In this context, the role of English law in CEE has remained strong. English law remains a far more common choice of law for cross-border transactions, particularly in CEE, than any other option. It is particularly popular with inbound/outbound investment and lending, where the parties do not want one side to have a “home field” advantage. This position has been reinforced by the development of English case law in the last decade. Time after time after time, the courts have articulated principles – binding at common law in a way they would not be in a civil law jurisdiction – which encourage the sensible interpretation of contractual obligations by reference to the reasonable expectations of the parties. The English courts have demonstrated a serious commitment to reasonableness, in a way which should give confidence in the sensibility of the English courts and English law.

This important standing of the English courts and English law came under some pressure with Brexit, but in my view, it has passed that test. The UK Supreme Court had a decisive impact on the approach of the UK Government to Brexit. Its role in the process reinforced the sound approach of the judiciary in the UK, notwithstanding certain tabloid hysterics. And whatever happens with the end of the transition period, English law will continue to be available as a safe harbour, just as New York law has been used around the world for decades without any of the arrangements tied to membership of the European Union.

The role of English law and English law firms in CEE and elsewhere will, however, continue to evolve. We have seen the emergence of strong local markets, where deals are increasingly being dominated by local plays. A large loan from a Polish bank to a Polish borrower is more common nowadays, and in that context, English law and English language documents make less sense. At the same time, local borrowers have more sophisticated and more international. They are accessing international capital and doing deals in ways which we did not see before. And, when (for example) the Polish bond market seized up, we saw a sustained uptick in Polish companies seeking finance from sources other than Polish banks, including non-bank lenders with a strong preference for English law.
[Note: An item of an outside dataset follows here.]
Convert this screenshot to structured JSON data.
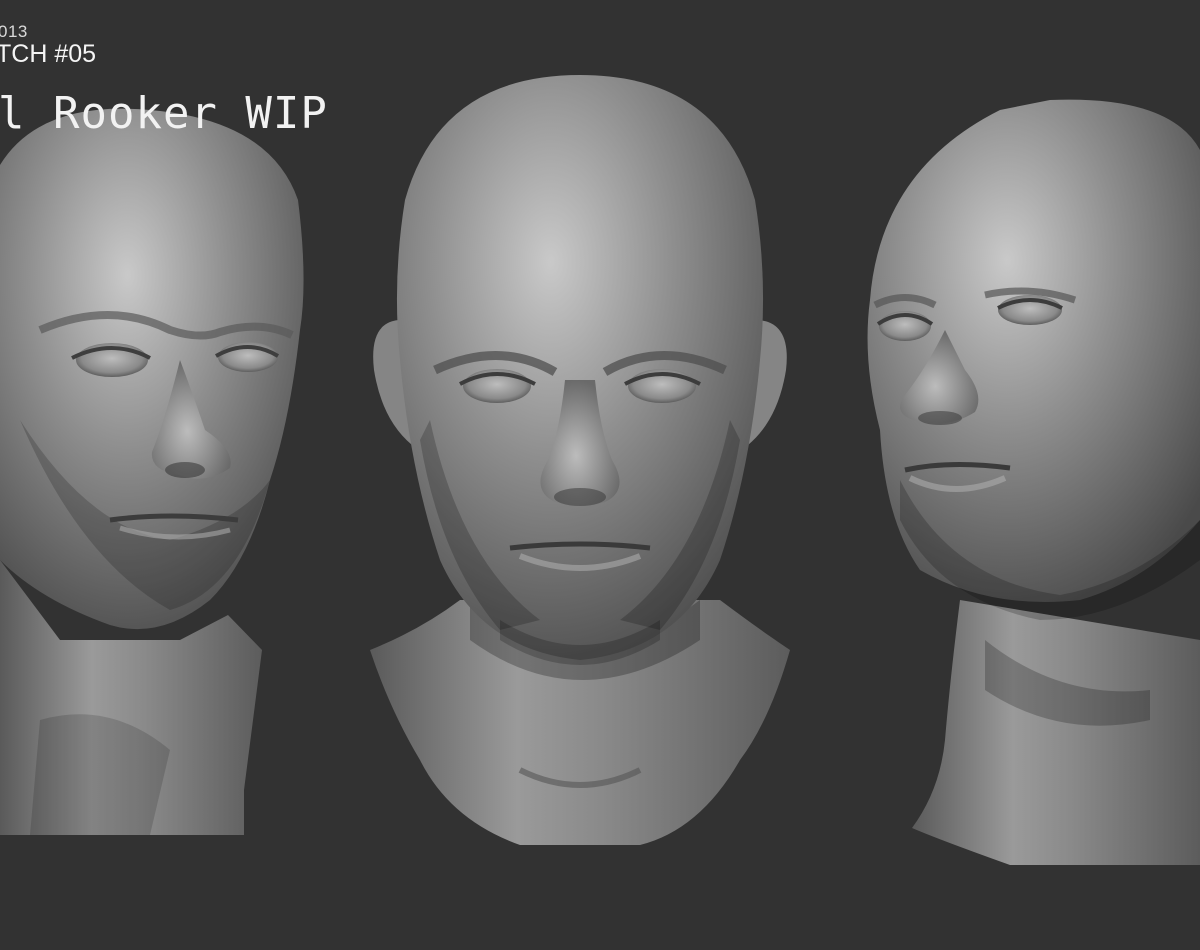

In this context, law firms have had to reassess their business and staffing. What gets done in London? Do lawyers need to sit physically in the region? Or can it all be done from London or a regional hub? And one issue looms over the entire industry - profitability. Clients are increasingly sophisticated consumers of legal services. Can everything be done by a global law firm with a single profit model? Or does it make sense to have a broader mix of international, regional, and national law firms? Back in 2010, the legal market was driven in many respects by international law firms driving into local markets, but I am not sure that will continue. We - as an industry - are still trying to work our way through that. What is clear, however, is that the world and CEE look a lot different than in 2010, but the new circumstances present opportunity.